A convivência e a opressão do homem pelo Estado também norteiam a dramaturgia de Máquina Fatzer– Diga que você está de acordo, do Teatro Máquina (CE), que acompanha quatro soldados confinados em um local à espera de alguma revolução. Em Cabeça (Um documentário cênico), o Complexo Duplo (RJ) leva ao palco as canções do álbum Cabeça de dinossauro, dos Titãs, lidas como reflexo de seu tempo, os anos 1980, e dos dias atuais.

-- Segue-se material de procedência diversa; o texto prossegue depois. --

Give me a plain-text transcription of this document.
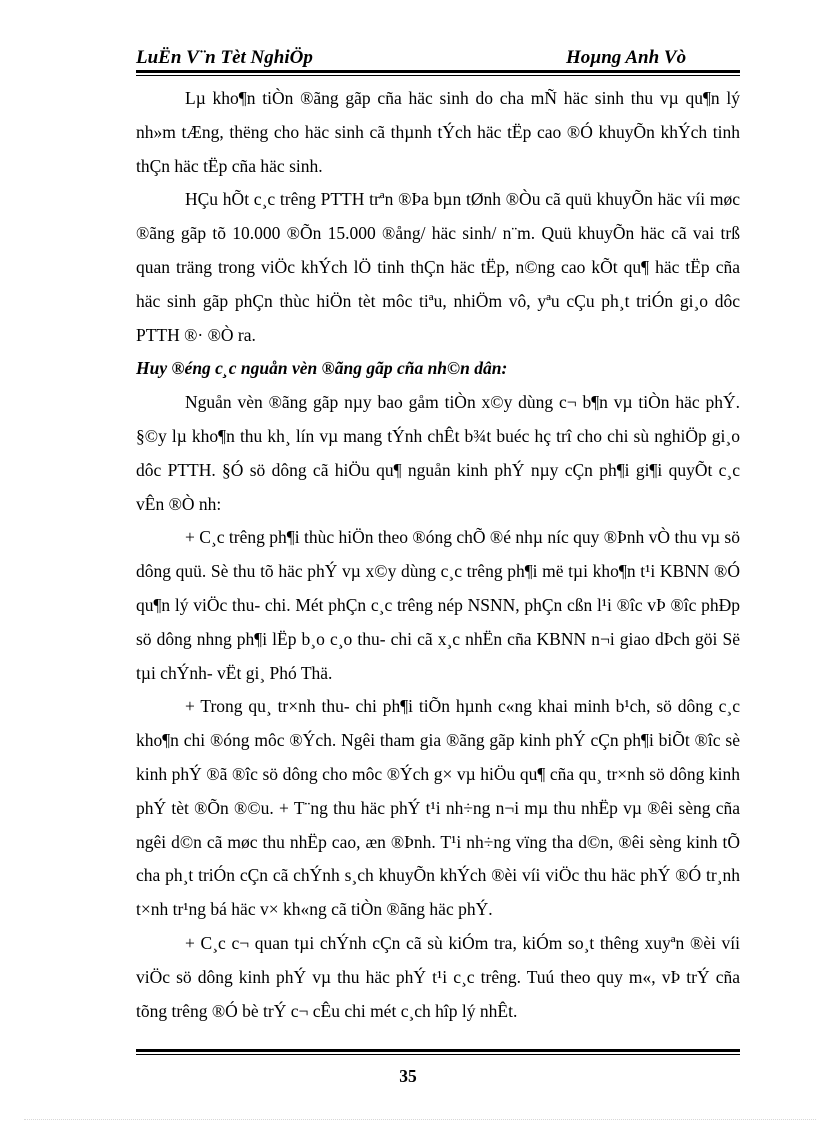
LuËn V¨n Tèt NghiÖp	Hoµng Anh Vò

Lµ kho¶n tiÒn ®ãng gãp cña häc sinh do cha mÑ häc sinh thu vµ qu¶n lý nh»m tÆng, thëng cho häc sinh cã thµnh tÝch häc tËp cao ®Ó khuyÕn khÝch tinh thÇn häc tËp cña häc sinh.

HÇu hÕt c¸c trêng PTTH trªn ®Þa bµn tØnh ®Òu cã quü khuyÕn häc víi møc ®ãng gãp tõ 10.000 ®Õn 15.000 ®ång/ häc sinh/ n¨m. Quü khuyÕn häc cã vai trß quan träng trong viÖc khÝch lÖ tinh thÇn häc tËp, n©ng cao kÕt qu¶ häc tËp cña häc sinh gãp phÇn thùc hiÖn tèt môc tiªu, nhiÖm vô, yªu cÇu ph¸t triÓn gi¸o dôc PTTH ®· ®Ò ra.

Huy ®éng c¸c nguån vèn ®ãng gãp cña nh©n dân:

Nguån vèn ®ãng gãp nµy bao gåm tiÒn x©y dùng c¬ b¶n vµ tiÒn häc phÝ. §©y lµ kho¶n thu kh¸ lín vµ mang tÝnh chÊt b¾t buéc hç trî cho chi sù nghiÖp gi¸o dôc PTTH. §Ó sö dông cã hiÖu qu¶ nguån kinh phÝ nµy cÇn ph¶i gi¶i quyÕt c¸c vÊn ®Ò nh:

+ C¸c trêng ph¶i thùc hiÖn theo ®óng chÕ ®é nhµ níc quy ®Þnh vÒ thu vµ sö dông quü. Sè thu tõ häc phÝ vµ x©y dùng c¸c trêng ph¶i më tµi kho¶n t¹i KBNN ®Ó qu¶n lý viÖc thu- chi. Mét phÇn c¸c trêng nép NSNN, phÇn cßn l¹i ®îc vÞ ®îc phÐp sö dông nhng ph¶i lËp b¸o c¸o thu- chi cã x¸c nhËn cña KBNN n¬i giao dÞch göi Së tµi chÝnh- vËt gi¸ Phó Thä.

+ Trong qu¸ tr×nh thu- chi ph¶i tiÕn hµnh c«ng khai minh b¹ch, sö dông c¸c kho¶n chi ®óng môc ®Ých. Ngêi tham gia ®ãng gãp kinh phÝ cÇn ph¶i biÕt ®îc sè kinh phÝ ®ã ®îc sö dông cho môc ®Ých g× vµ hiÖu qu¶ cña qu¸ tr×nh sö dông kinh phÝ tèt ®Õn ®©u. + T¨ng thu häc phÝ t¹i nh÷ng n¬i mµ thu nhËp vµ ®êi sèng cña ngêi d©n cã møc thu nhËp cao, æn ®Þnh. T¹i nh÷ng vïng tha d©n, ®êi sèng kinh tÕ cha ph¸t triÓn cÇn cã chÝnh s¸ch khuyÕn khÝch ®èi víi viÖc thu häc phÝ ®Ó tr¸nh t×nh tr¹ng bá häc v× kh«ng cã tiÒn ®ãng häc phÝ.

+ C¸c c¬ quan tµi chÝnh cÇn cã sù kiÓm tra, kiÓm so¸t thêng xuyªn ®èi víi viÖc sö dông kinh phÝ vµ thu häc phÝ t¹i c¸c trêng. Tuú theo quy m«, vÞ trÝ cña tõng trêng ®Ó bè trÝ c¬ cÊu chi mét c¸ch hîp lý nhÊt.

35
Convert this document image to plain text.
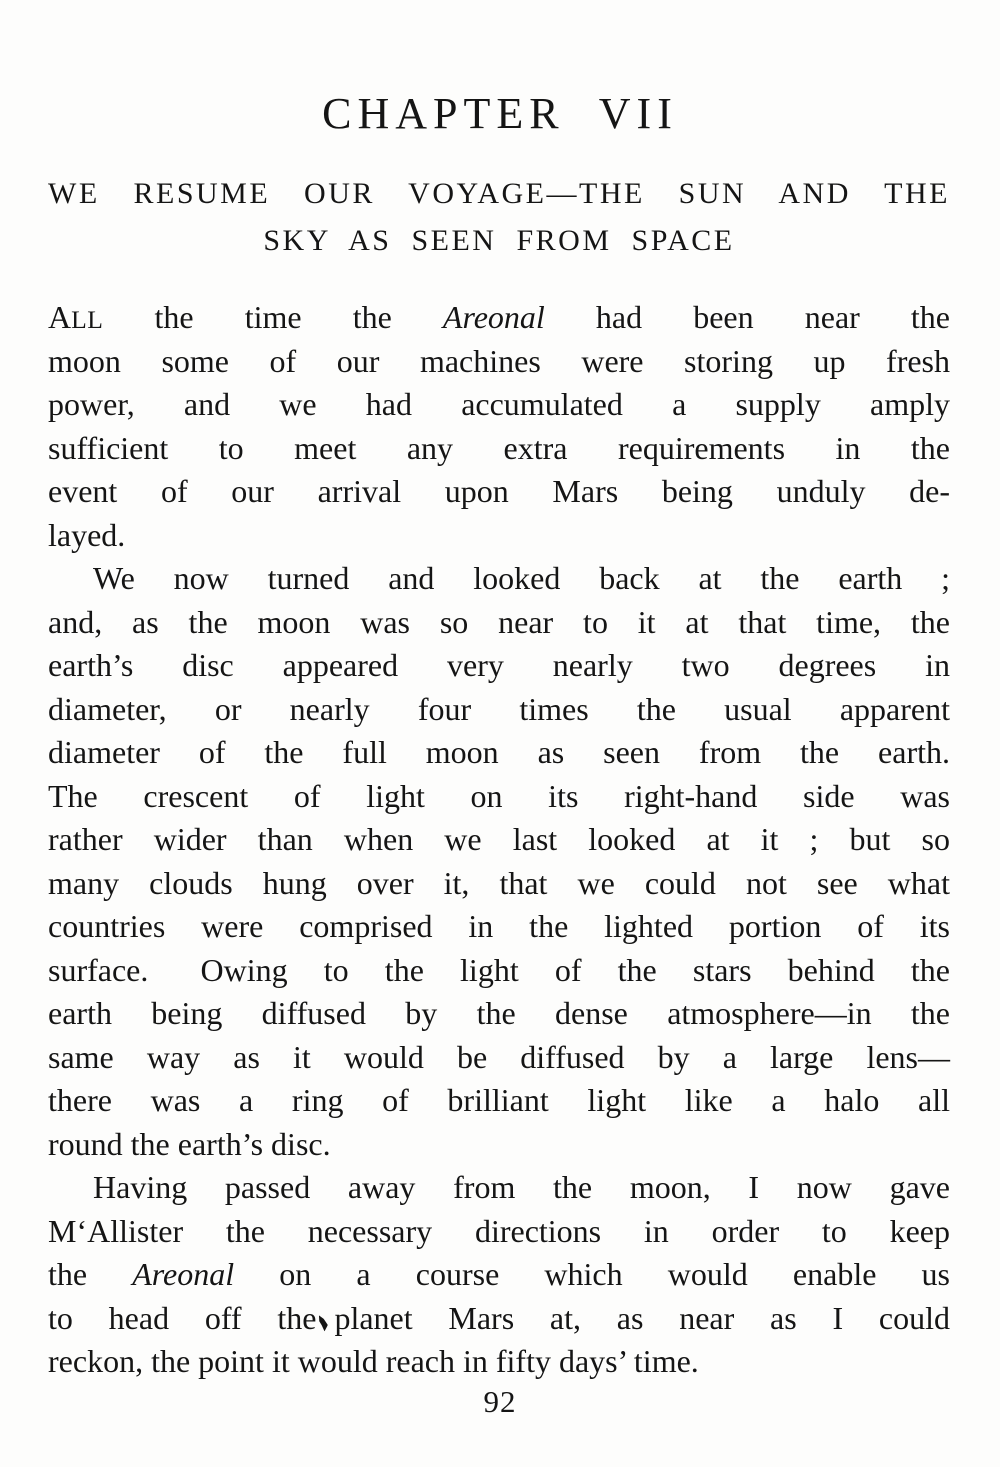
CHAPTER VII
WE RESUME OUR VOYAGE—THE SUN AND THE
SKY AS SEEN FROM SPACE
ALL the time the Areonal had been near the
moon some of our machines were storing up fresh
power, and we had accumulated a supply amply
sufficient to meet any extra requirements in the
event of our arrival upon Mars being unduly de-
layed.
We now turned and looked back at the earth ;
and, as the moon was so near to it at that time, the
earth’s disc appeared very nearly two degrees in
diameter, or nearly four times the usual apparent
diameter of the full moon as seen from the earth.
The crescent of light on its right-hand side was
rather wider than when we last looked at it ; but so
many clouds hung over it, that we could not see what
countries were comprised in the lighted portion of its
surface.  Owing to the light of the stars behind the
earth being diffused by the dense atmosphere—in the
same way as it would be diffused by a large lens—
there was a ring of brilliant light like a halo all
round the earth’s disc.
Having passed away from the moon, I now gave
M‘Allister the necessary directions in order to keep
the Areonal on a course which would enable us
to head off the planet Mars at, as near as I could
reckon, the point it would reach in fifty days’ time.
92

No campo que permeia mais o abstrato, dois espetáculos destacam-se por sua investigação do sensorial: Noite, do Circolando (Portugal) e dois trabalhos de Flávia Pinheiro (PE), Diafragma 1.0: Como manter-se vivo e o inédito Utopias to everyday life, em parceria com Carolina Bianchi (SP). Orgia, do Teatro Kunyn (SP), também permeia o campo do simbólico, adaptando para o palco narrativas do argentino Tulio Carella, em que relata o desabrochar de sua homossexualidade no Recife dos anos 1960, fornecendo um retrato delicado sobre a natureza humana e a cidade da época, com seus cheiros, cores e tipos.

“O teatro, mais uma vez, se coloca como um agente de entendimento de nossa humanidade, antevendo questões ou jogando lupas para dados concretos de que teimamos fugir; olhando mais fundo nosso próprio país. Porque,no fundo, o teatro serve para refletirmos sobre o nosso próprio estar no mundo”, enfatiza Vilela.